Mr. Trump called the deal a “new phase” in the U.S.-E.U. relationship.
The deal also included the E.U. importing more U.S. soybeans, lowering industrial tariffs and working on an agreement to import more liquified natural gas (LNG) from America.
“I had the intention to make a deal today and we made a deal today,” said Mr. Juncker.
The two leaders faced off over escalating dispute over tariffs and trade barriers that block U.S. goods. The big dispute is over cars, with Mr. Trump threatening massive tariffs on if for the EU didn’t lower high tariffs on cars.

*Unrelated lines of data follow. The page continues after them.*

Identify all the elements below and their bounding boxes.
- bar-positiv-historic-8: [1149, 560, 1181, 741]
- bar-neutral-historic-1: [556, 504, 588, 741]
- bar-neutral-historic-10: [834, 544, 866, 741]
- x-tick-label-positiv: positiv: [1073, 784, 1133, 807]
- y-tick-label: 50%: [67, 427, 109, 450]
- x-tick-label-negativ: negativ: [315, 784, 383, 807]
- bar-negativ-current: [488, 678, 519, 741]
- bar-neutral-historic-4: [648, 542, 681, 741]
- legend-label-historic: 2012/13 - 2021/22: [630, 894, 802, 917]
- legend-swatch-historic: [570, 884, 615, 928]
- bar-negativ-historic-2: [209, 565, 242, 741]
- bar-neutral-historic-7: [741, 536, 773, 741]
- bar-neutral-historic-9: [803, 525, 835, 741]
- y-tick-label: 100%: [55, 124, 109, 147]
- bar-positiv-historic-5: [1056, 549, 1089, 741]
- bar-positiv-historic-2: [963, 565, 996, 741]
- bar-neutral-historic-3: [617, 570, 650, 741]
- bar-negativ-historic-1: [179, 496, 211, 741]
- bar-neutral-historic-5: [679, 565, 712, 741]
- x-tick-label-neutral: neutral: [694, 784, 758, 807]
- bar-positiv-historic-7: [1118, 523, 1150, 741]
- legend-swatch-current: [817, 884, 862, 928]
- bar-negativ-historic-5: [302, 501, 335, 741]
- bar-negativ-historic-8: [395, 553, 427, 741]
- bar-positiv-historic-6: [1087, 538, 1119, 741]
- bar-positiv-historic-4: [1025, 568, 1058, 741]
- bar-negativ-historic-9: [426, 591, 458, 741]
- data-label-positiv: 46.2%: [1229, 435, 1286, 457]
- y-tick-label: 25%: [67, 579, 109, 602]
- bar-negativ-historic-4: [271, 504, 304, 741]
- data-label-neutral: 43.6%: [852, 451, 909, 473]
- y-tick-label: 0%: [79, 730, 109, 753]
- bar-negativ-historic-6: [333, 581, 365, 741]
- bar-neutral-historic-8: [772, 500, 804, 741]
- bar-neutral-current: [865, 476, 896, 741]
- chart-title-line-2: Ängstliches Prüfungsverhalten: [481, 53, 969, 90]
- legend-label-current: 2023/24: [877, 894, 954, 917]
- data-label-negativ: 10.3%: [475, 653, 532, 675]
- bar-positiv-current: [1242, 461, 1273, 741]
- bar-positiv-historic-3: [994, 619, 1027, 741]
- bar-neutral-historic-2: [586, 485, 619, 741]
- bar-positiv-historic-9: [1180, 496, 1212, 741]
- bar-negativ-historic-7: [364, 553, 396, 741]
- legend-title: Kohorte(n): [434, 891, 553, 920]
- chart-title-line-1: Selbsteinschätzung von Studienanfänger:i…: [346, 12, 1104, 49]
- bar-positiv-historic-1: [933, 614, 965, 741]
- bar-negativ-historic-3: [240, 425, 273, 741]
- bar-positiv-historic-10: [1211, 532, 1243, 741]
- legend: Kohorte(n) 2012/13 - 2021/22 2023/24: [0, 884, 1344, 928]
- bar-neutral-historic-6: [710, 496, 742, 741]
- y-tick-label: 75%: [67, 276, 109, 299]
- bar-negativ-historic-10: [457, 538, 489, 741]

Expectations of the announced deal, with reporters summoned to the Rose Garden for an announcement, sent the stock market soaring. The Dow Jones Industrial Average climbed more than 170 points after being down about 50 points early in the afternoon.
As he headed into the meeting, Mr. Trump shrugged off intense criticism from business leaders, farmers and his own GOP lawmakers that he was igniting a trade war that hurts the U.S. economy.
The president said he was fighting to get America a better deal after decades of being taken advantage of by trading partners.
“If we could have no tariffs, and no barriers, and no subsidies, the United States would be extremely pleased,” he said as he met Mr. Juncker in the Oval Office.
The two leaders faced off over escalating dispute over tariffs and trade barriers that block U.S. goods. The big dispute is over cars, with Mr. Trump demanding the EU lower high tariffs on U.S.-exported cars.
Mr. Trump, who insists he’s trying to fix bad trade deals, has threatened to slap up to a 25 percent tariff on cars and car parts if the EU doesn’t level the playing field.
The EU charges a 10 percent import duty on cars. The U.S. charges 2.5 percent.
Mr. Juncker’s team said they came to Washington looking to avoid a tariff war. But Mr. Juncker also had retaliatory tariffs on $20 billion worth of U.S. goods ready if they couldn’t strike a deal.